Yes, it is true — an important class of drugs known as “calcium channel blockers” (CCBs), used for treating high blood pressure, angina and abnormal heart rhythms can cause gingival (gum) hyperplasia (overgrowth), a condition where the gum tissues grow and extend abnormally over part of the teeth. Gum overgrowth can cause pain and discomfort, as well as social embarrassment.
CCBs, which may also be used by cardiac (heart) patients who can't tolerate beta-blockers (other blood pressure drugs), work by dilating (relaxing) blood vessels, which makes it easier for the heart to pump and reduce its workload. They have their share of medical side effects, including constipation, nausea, headache, rash, edema (swelling of the legs with fluid), low blood pressure, drowsiness and dizziness. For the dental patient, in addition to gingival hyperplasia, CCBs can also cause mouth dryness.
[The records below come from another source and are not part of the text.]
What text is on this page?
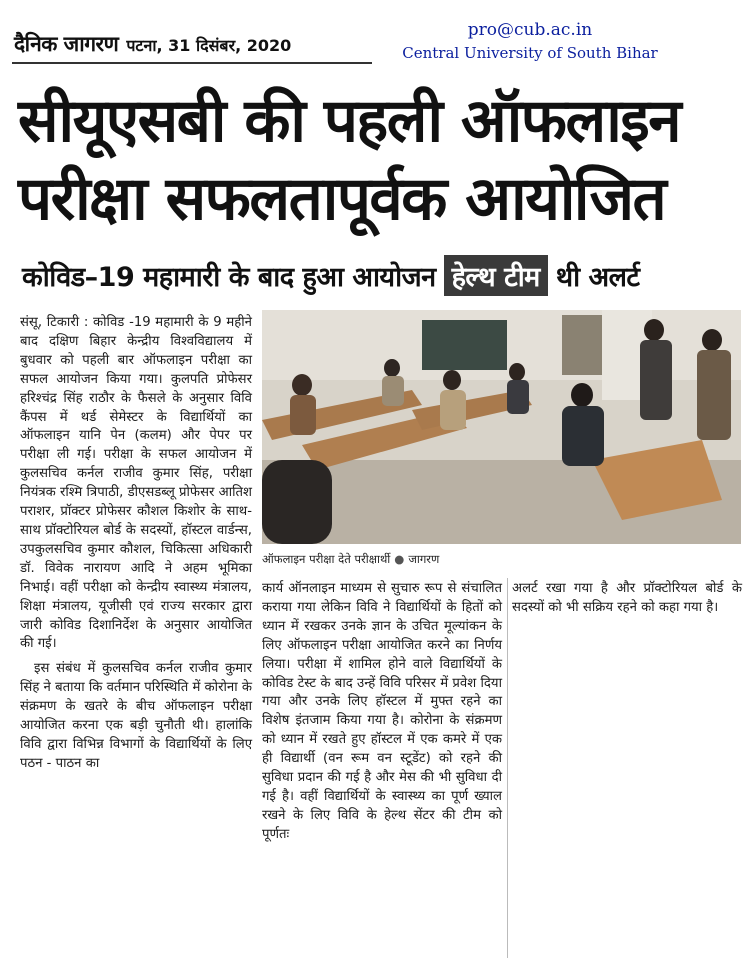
दैनिक जागरण पटना, 31 दिसंबर, 2020
pro@cub.ac.in
Central University of South Bihar
सीयूएसबी की पहली ऑफलाइन
परीक्षा सफलतापूर्वक आयोजित
कोविड–19 महामारी के बाद हुआ आयोजन हेल्थ टीम थी अलर्ट

संसू, टिकारी : कोविड -19 महामारी के 9 महीने बाद दक्षिण बिहार केन्द्रीय विश्वविद्यालय में बुधवार को पहली बार ऑफलाइन परीक्षा का सफल आयोजन किया गया। कुलपति प्रोफेसर हरिश्चंद्र सिंह राठौर के फैसले के अनुसार विवि कैंपस में थर्ड सेमेस्टर के विद्यार्थियों का ऑफलाइन यानि पेन (कलम) और पेपर पर परीक्षा ली गई। परीक्षा के सफल आयोजन में कुलसचिव कर्नल राजीव कुमार सिंह, परीक्षा नियंत्रक रश्मि त्रिपाठी, डीएसडब्लू प्रोफेसर आतिश पराशर, प्रॉक्टर प्रोफेसर कौशल किशोर के साथ-साथ प्रॉक्टोरियल बोर्ड के सदस्यों, हॉस्टल वार्डन्स, उपकुलसचिव कुमार कौशल, चिकित्सा अधिकारी डॉ. विवेक नारायण आदि ने अहम भूमिका निभाई। वहीं परीक्षा को केन्द्रीय स्वास्थ्य मंत्रालय, शिक्षा मंत्रालय, यूजीसी एवं राज्य सरकार द्वारा जारी कोविड दिशानिर्देश के अनुसार आयोजित की गई।

इस संबंध में कुलसचिव कर्नल राजीव कुमार सिंह ने बताया कि वर्तमान परिस्थिति में कोरोना के संक्रमण के खतरे के बीच ऑफलाइन परीक्षा आयोजित करना एक बड़ी चुनौती थी। हालांकि विवि द्वारा विभिन्न विभागों के विद्यार्थियों के लिए पठन - पाठन का

ऑफलाइन परीक्षा देते परीक्षार्थी ● जागरण

कार्य ऑनलाइन माध्यम से सुचारु रूप से संचालित कराया गया लेकिन विवि ने विद्यार्थियों के हितों को ध्यान में रखकर उनके ज्ञान के उचित मूल्यांकन के लिए ऑफलाइन परीक्षा आयोजित करने का निर्णय लिया। परीक्षा में शामिल होने वाले विद्यार्थियों के कोविड टेस्ट के बाद उन्हें विवि परिसर में प्रवेश दिया गया और उनके लिए हॉस्टल में मुफ्त रहने का विशेष इंतजाम किया गया है। कोरोना के संक्रमण को ध्यान में रखते हुए हॉस्टल में एक कमरे में एक ही विद्यार्थी (वन रूम वन स्टूडेंट) को रहने की सुविधा प्रदान की गई है और मेस की भी सुविधा दी गई है। वहीं विद्यार्थियों के स्वास्थ्य का पूर्ण ख्याल रखने के लिए विवि के हेल्थ सेंटर की टीम को पूर्णतः

अलर्ट रखा गया है और प्रॉक्टोरियल बोर्ड के सदस्यों को भी सक्रिय रहने को कहा गया है।
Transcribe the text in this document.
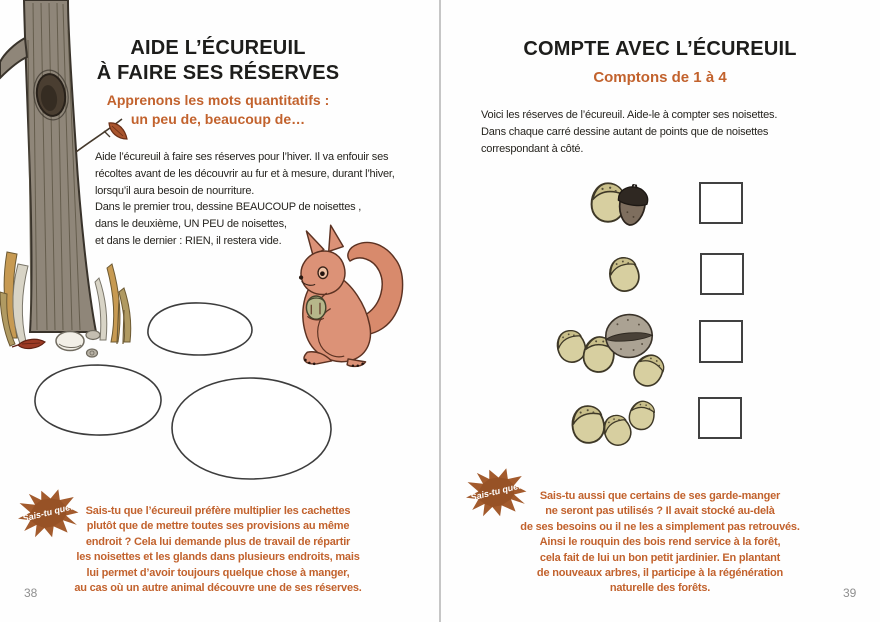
AIDE L’ÉCUREUIL
À FAIRE SES RÉSERVES
Apprenons les mots quantitatifs :
un peu de, beaucoup de…
Aide l’écureuil à faire ses réserves pour l’hiver. Il va enfouir ses
récoltes avant de les découvrir au fur et à mesure, durant l’hiver,
lorsqu’il aura besoin de nourriture.
Dans le premier trou, dessine BEAUCOUP de noisettes ,
dans le deuxième, UN PEU de noisettes,
et dans le dernier : RIEN, il restera vide.
Sais-tu que… Sais-tu que l’écureuil préfère multiplier les cachettes
plutôt que de mettre toutes ses provisions au même
endroit ? Cela lui demande plus de travail de répartir
les noisettes et les glands dans plusieurs endroits, mais
lui permet d’avoir toujours quelque chose à manger,
au cas où un autre animal découvre une de ses réserves.
38
COMPTE AVEC L’ÉCUREUIL
Comptons de 1 à 4
Voici les réserves de l’écureuil. Aide-le à compter ses noisettes.
Dans chaque carré dessine autant de points que de noisettes
correspondant à côté.
Sais-tu que…	Sais-tu aussi que certains de ses garde-manger
ne seront pas utilisés ? Il avait stocké au-delà
de ses besoins ou il ne les a simplement pas retrouvés.
Ainsi le rouquin des bois rend service à la forêt,
cela fait de lui un bon petit jardinier. En plantant
de nouveaux arbres, il participe à la régénération
naturelle des forêts.	39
Drugs known as “calcium channel blockers” (CCBs), used for treating high blood pressure, angina and abnormal heart rhythms can cause gingival hyperplasia also known as gum overgrowth.
Research of late has found that there is a contributing factor along with CCBs in the development of gum overgrowth: poor oral hygiene. Accumulated dental bacterial plaque is the primary cause of periodontal (gum) disease, which increases the likelihood of gum overgrowth; in like fashion, the presence of gum overgrowth makes adequate oral hygiene more difficult, increasing the risk for greater instances of periodontal disease.
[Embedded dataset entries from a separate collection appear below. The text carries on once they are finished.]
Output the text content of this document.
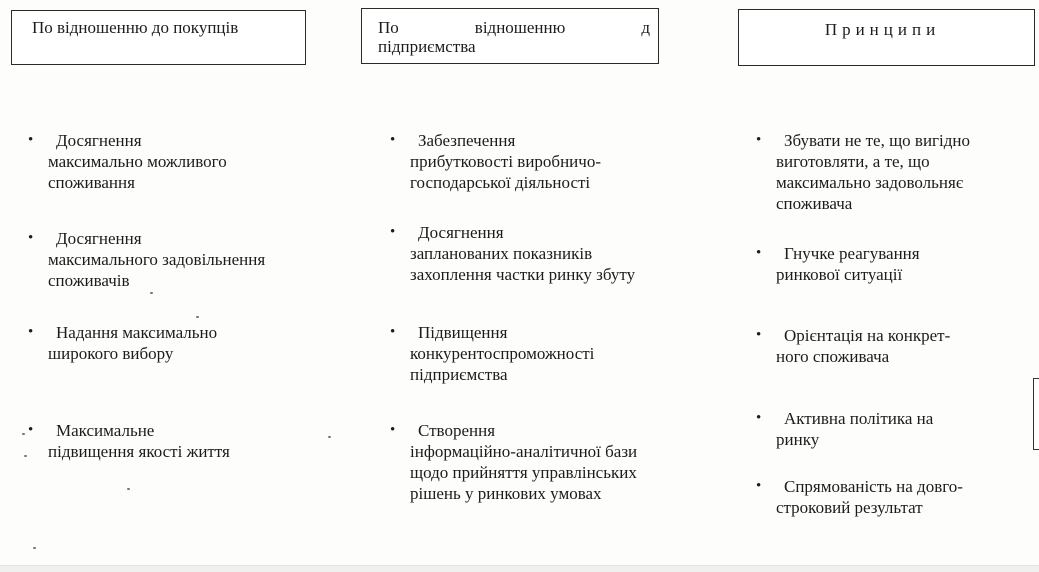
По відношенню до покупців	По відношенню д
підприємства
Принципи
• Досягнення
максимально можливого споживання
• Досягнення
максимального задовільнення споживачів
• Надання максимально
широкого вибору
• Максимальне
підвищення якості життя
• Забезпечення
прибутковості виробничо-господарської діяльності
• Досягнення
запланованих показників захоплення частки ринку збуту
• Підвищення
конкурентоспроможності підприємства
• Створення
інформаційно-аналітичної бази щодо прийняття управлінських рішень у ринкових умовах
• Збувати не те, що вигідно
виготовляти, а те, що максимально задовольняє споживача
• Гнучке реагування
ринкової ситуації
• Орієнтація на конкрет-
ного споживача
• Активна політика на
ринку
• Спрямованість на довго-
строковий результат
A study by Dr. Robert Genco, released in 1999 in the Journal of Periodontology, suggests that frequent dental visits following initial periodontal treatment may significantly reduce gum overgrowth in patients taking Nifedipine, a commonly prescribed CCB. The study found that gingival overgrowth recurrence was eliminated in more than half of patients with a combination of initial periodontal therapy, including both non-surgical and surgical treatments, and frequent follow-up dental visits (this is a significant advancement over earlier research, which concluded that gingival overgrowth could be minimized but not prevented with periodontal therapy and frequent dental visits).
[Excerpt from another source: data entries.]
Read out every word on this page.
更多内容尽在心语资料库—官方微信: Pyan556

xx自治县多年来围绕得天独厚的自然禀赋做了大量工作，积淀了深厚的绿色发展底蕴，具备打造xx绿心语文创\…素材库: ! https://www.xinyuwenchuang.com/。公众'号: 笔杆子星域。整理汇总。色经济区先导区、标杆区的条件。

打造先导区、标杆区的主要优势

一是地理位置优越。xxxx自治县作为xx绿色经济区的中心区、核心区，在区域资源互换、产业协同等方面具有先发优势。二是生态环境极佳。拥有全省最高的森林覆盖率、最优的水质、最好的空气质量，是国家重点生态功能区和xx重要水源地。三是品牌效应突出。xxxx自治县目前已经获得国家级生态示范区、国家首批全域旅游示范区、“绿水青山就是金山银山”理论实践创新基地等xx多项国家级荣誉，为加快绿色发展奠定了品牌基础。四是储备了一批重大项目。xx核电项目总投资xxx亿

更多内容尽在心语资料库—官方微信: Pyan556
For the roughly twenty to forty percent of Nifedipine patients who also suffer from gum overgrowth, the findings give some hope that they can continue to take the drug and control the gum overgrowth through meticulous attention to correct dental hygiene. It's especially important for patients who don't have the option of switching medications to control their high blood pressure.
If you are taking CCBs for high blood pressure and notice gum overgrowth, your dentist can give you detailed hygiene instructions, and may ask you to visit more often for professional cleanings. If you stop taking the drugs, your gums recede somewhat; however, this may take several months and they may not return to normal on their own. Additional treatment may be needed.
And, it's always a good idea to make sure your dentist knows which drugs you are taking for your high blood pressure and other conditions that may cause dental side effects.